Outside politics, “Silicon Valley” was born and bred in the US West with a Manifest Destiny-like optimism. The moonshots, expansive mission statements and promises of exponential impact border on the religious, jarring for their places at the top of Maslow’s infamous pyramid.

John Doerr’s OKR method revered by SV companies

Amidst all the techno-utopianism, then, it seemed that this whole thing from Coinbase was a bit, well, off industry-brand?

That expansive-sounding tweet doesn’t really convey the actual post’s message. While putting forth some lofty goals (including enabling “belonging for everyone”), the linked post was actually written in order to define what Coinbase won’t do.

The post asks us to consider Coinbase’s mission “to create an open financial system for the world. An open financial system is one that is not controlled by any one country or company (just like the internet did for distributing information).” (source).

Well that is certainly lofty, too! In fact, their website goes on to say, “We think this is the highest leverage way to bring about more economic freedom, innovation, efficiency, and equality of opportunity in the world.”

And doing this massively significant, important work requires them to avoid certain things.

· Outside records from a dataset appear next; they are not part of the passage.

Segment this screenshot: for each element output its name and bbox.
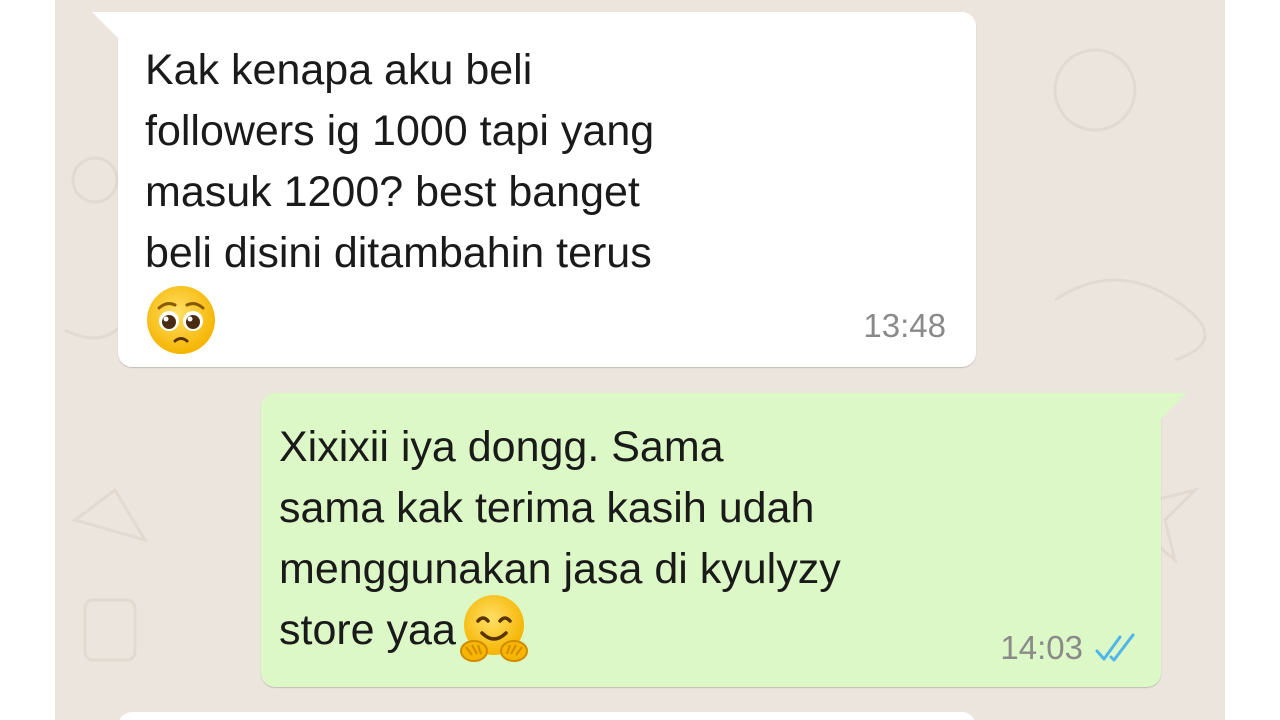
hugging-face-icon (459, 594, 528, 662)
outgoing-message-bubble[interactable]: Xixixii iya dongg. Sama sama kak terima … (261, 393, 1187, 687)
double-check-icon (1095, 633, 1135, 662)
message-timestamp: 14:03 (1000, 629, 1083, 666)
pleading-face-icon (147, 286, 215, 354)
message-text: Kak kenapa aku beli followers ig 1000 ta… (145, 40, 825, 356)
incoming-message-bubble[interactable]: Kak kenapa aku beli followers ig 1000 ta… (92, 12, 976, 367)
chat-area: Kak kenapa aku beli followers ig 1000 ta… (55, 0, 1225, 720)
message-meta: 14:03 (1000, 629, 1139, 667)
message-timestamp: 13:48 (863, 307, 946, 344)
next-message-bubble[interactable] (118, 712, 976, 720)
message-text: Xixixii iya dongg. Sama sama kak terima … (279, 417, 979, 665)
bubble-tail (1161, 393, 1187, 419)
bubble-tail (92, 12, 118, 38)
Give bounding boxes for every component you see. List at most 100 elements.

So Brian’s saying that, in order to bring about economic freedom, innovation, efficiency, and equality of opportunity in the world, it’s best to avoid broader societal issues and political causes.

Let’s set aside the myriad of issues with this and just say we think that Laszlo got it right. The world is different. It’s 2020 (and not 1970), people.

And shouldn’t that present those Silicon Valley Big Dreamer types with an exciting opportunity?

Absolutely. Unless, of course, it was all a lie.